One of the major stages for the production of a liquid crystal cell is the assembling of a first glass plate coated with a counter-electrode generally made of ITO (indium and tin oxide) with a second glass plate supporting etched patterns, these patterns constituting a matrix of display points or pixels. A glue joint disposed at the periphery of the first plate ensures the fixing of the two plates. Microballs provide a spacing of several microns between the two plates. This spacing is then filled with liquid crystals.
Generally speaking, an assembling machine is constituted as shown on FIGS. 1a-1d. These figures include (cf. FIG. 1a) an electrode carrier EC and a counter-electrode carrier CEC, both carriers being provided with prepositioning slugs. The first plate CE equipped with its counter-electrode and the glue joint UV and the second plate E equipped with its electrodes and spacers are positioned on the CEC and EC supports (FIG. 1b). Each of the two plates is kept in position via suction on its plate carrier. An arm B is provided so as to return the first plate CE and superimpose it on the second plate (FIG. 1c).
After alignment, the counter-electrode plate is laid on the electrode plate. Suction, which was keeping the first plate glued to the arm, is suppressed and the arm is brought back to an idle position (FIG. 1d).

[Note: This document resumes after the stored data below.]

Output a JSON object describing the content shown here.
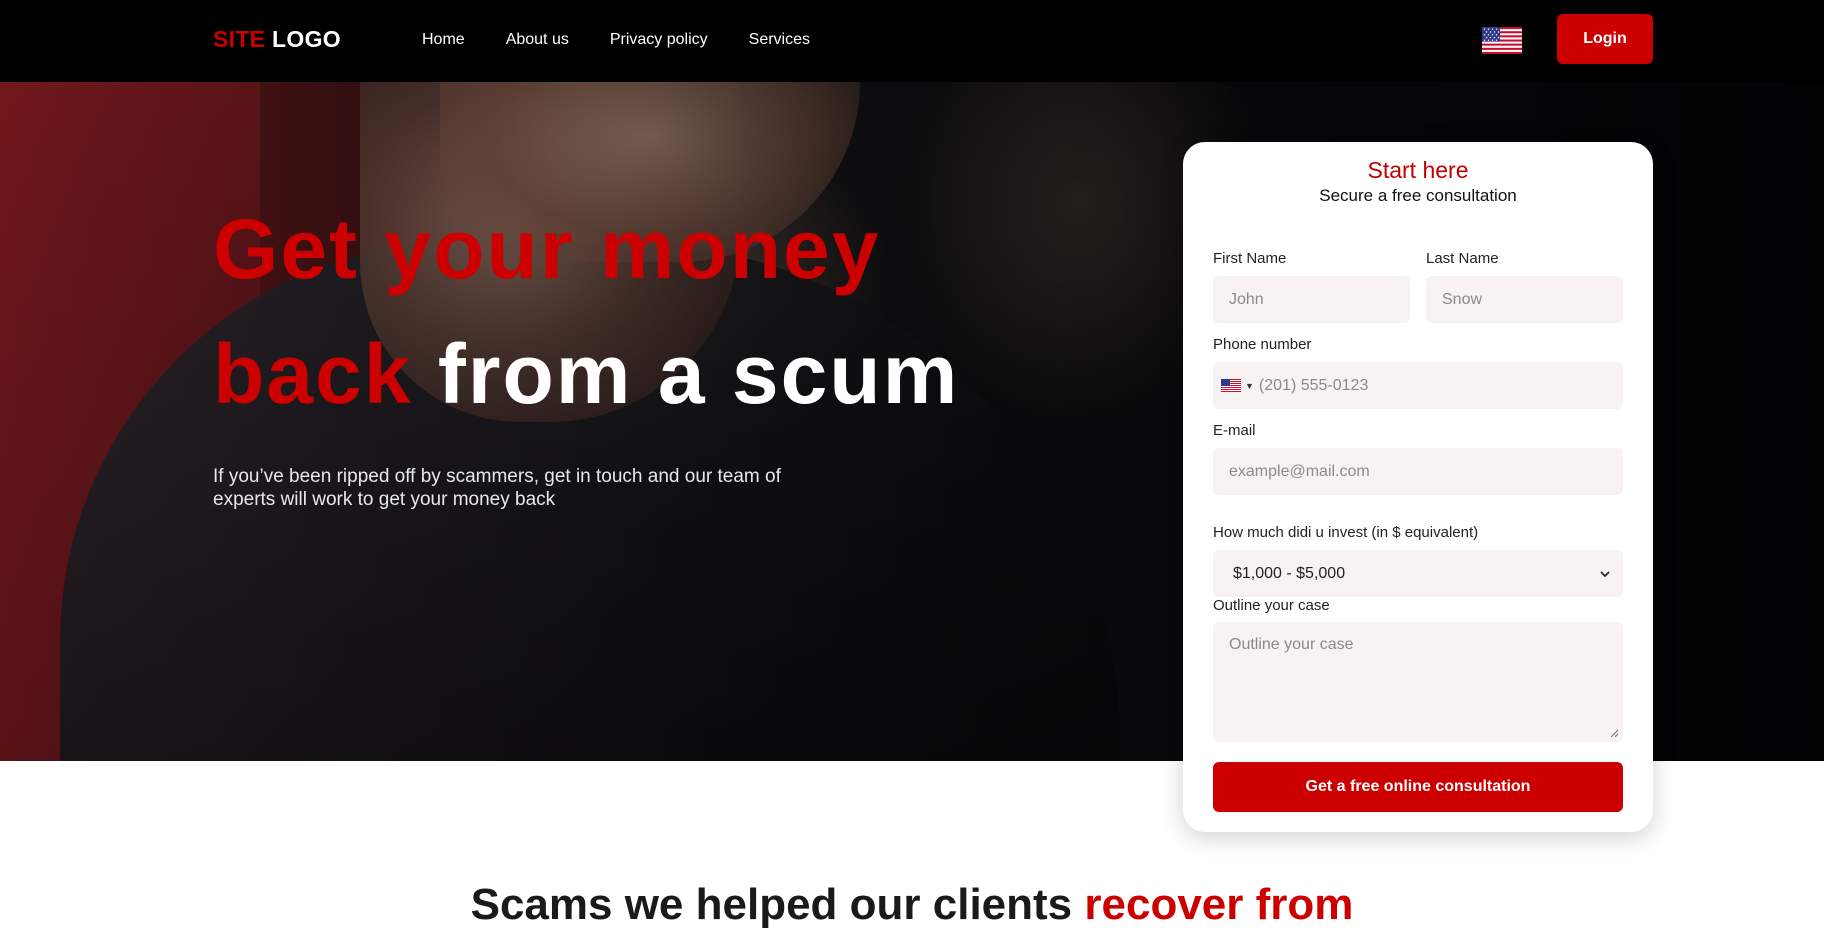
{
  "header": {
    "logo_red": "SITE",
    "logo_white": "LOGO",
    "nav": [
      "Home",
      "About us",
      "Privacy policy",
      "Services"
    ],
    "language_flag_icon": "us-flag-icon",
    "login_label": "Login"
  },
  "hero": {
    "headline_red_1": "Get your money",
    "headline_red_2": "back",
    "headline_white": "from a scum",
    "subtext": "If you’ve been ripped off by scammers, get in touch and our team of experts will work to get your money back"
  },
  "form": {
    "title": "Start here",
    "subtitle": "Secure a free consultation",
    "first_name_label": "First Name",
    "first_name_placeholder": "John",
    "last_name_label": "Last Name",
    "last_name_placeholder": "Snow",
    "phone_label": "Phone number",
    "phone_placeholder": "(201) 555-0123",
    "email_label": "E-mail",
    "email_placeholder": "example@mail.com",
    "invest_label": "How much didi u invest (in $ equivalent)",
    "invest_value": "$1,000 - $5,000",
    "case_label": "Outline your case",
    "case_placeholder": "Outline your case",
    "submit_label": "Get a free online consultation"
  },
  "section": {
    "title_dark": "Scams we helped our clients",
    "title_red": "recover from"
  },
  "colors": {
    "accent": "#cc0000",
    "header_bg": "#000000",
    "field_bg": "#f8f2f2"
  }
}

After having cut suction under the electrode plate E, the cell may be disposed, the latter needing to then undergo polymerization of the glue by means of pressing under vacuum and being exposed to ultraviolet rays.

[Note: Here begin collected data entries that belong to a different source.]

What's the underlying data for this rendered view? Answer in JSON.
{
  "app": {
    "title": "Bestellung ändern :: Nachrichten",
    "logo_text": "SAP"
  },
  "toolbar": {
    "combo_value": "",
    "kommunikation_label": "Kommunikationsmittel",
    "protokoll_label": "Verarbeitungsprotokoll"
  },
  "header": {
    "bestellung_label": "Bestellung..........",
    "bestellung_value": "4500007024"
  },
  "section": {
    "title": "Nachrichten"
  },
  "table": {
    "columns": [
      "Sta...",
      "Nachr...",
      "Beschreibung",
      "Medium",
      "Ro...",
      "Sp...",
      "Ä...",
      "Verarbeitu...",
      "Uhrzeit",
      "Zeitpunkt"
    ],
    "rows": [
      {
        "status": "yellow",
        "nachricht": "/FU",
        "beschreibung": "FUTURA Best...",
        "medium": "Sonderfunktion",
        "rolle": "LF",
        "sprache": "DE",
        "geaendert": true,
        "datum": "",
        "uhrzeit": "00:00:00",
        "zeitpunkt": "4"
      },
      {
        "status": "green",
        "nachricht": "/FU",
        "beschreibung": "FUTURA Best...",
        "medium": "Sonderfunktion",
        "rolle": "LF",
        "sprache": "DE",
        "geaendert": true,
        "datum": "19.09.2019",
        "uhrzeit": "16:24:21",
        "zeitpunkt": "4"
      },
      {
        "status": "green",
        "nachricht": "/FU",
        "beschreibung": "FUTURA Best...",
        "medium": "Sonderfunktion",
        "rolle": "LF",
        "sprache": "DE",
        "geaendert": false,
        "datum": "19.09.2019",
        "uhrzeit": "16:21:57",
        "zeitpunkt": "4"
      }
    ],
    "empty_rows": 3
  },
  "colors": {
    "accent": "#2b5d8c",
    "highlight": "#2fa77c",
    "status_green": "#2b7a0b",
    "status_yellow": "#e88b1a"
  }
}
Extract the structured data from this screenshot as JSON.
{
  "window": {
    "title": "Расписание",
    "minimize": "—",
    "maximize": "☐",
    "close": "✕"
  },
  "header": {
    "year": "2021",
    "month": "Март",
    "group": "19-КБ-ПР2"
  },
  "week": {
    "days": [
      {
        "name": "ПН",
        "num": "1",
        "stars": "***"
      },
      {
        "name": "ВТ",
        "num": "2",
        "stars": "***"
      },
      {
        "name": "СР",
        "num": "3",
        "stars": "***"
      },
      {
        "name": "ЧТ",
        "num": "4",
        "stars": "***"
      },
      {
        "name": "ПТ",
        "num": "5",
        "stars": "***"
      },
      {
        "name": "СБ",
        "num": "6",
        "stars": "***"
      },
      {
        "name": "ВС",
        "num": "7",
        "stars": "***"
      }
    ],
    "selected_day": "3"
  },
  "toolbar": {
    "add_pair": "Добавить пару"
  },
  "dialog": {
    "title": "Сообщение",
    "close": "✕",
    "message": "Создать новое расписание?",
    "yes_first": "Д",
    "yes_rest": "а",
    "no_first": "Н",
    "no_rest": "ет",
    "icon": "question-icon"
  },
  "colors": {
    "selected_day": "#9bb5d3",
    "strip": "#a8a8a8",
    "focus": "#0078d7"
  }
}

This type of machine does not enable one plate to be uniformly pressed onto the other plate and do not enable the glueing operation to take place in situ. In fact, if the two plates are properly placed opposite each other, they are not glued to each other at this stage. Therefore, it is necessary to have another working station, which implies an unloading of the preassembled cell followed by loading into a frame for under-vacuum pressing and isolation from the glue under ultraviolet rays. These multiple operations systematically result in having alignment defects.
Furthermore, these machines of the prior art do not make it possible to carry out a precise alignment of one plate onto the other plate at the time of preassembling. Now, in order to assemble a counter-electrode having an optical mask with an electrode having the shape of an active matrix, it is essential to know that the positioning precision is about several microns. Therefore, it is vital to have available means allowing for the precise alignment of marks located on the two plates.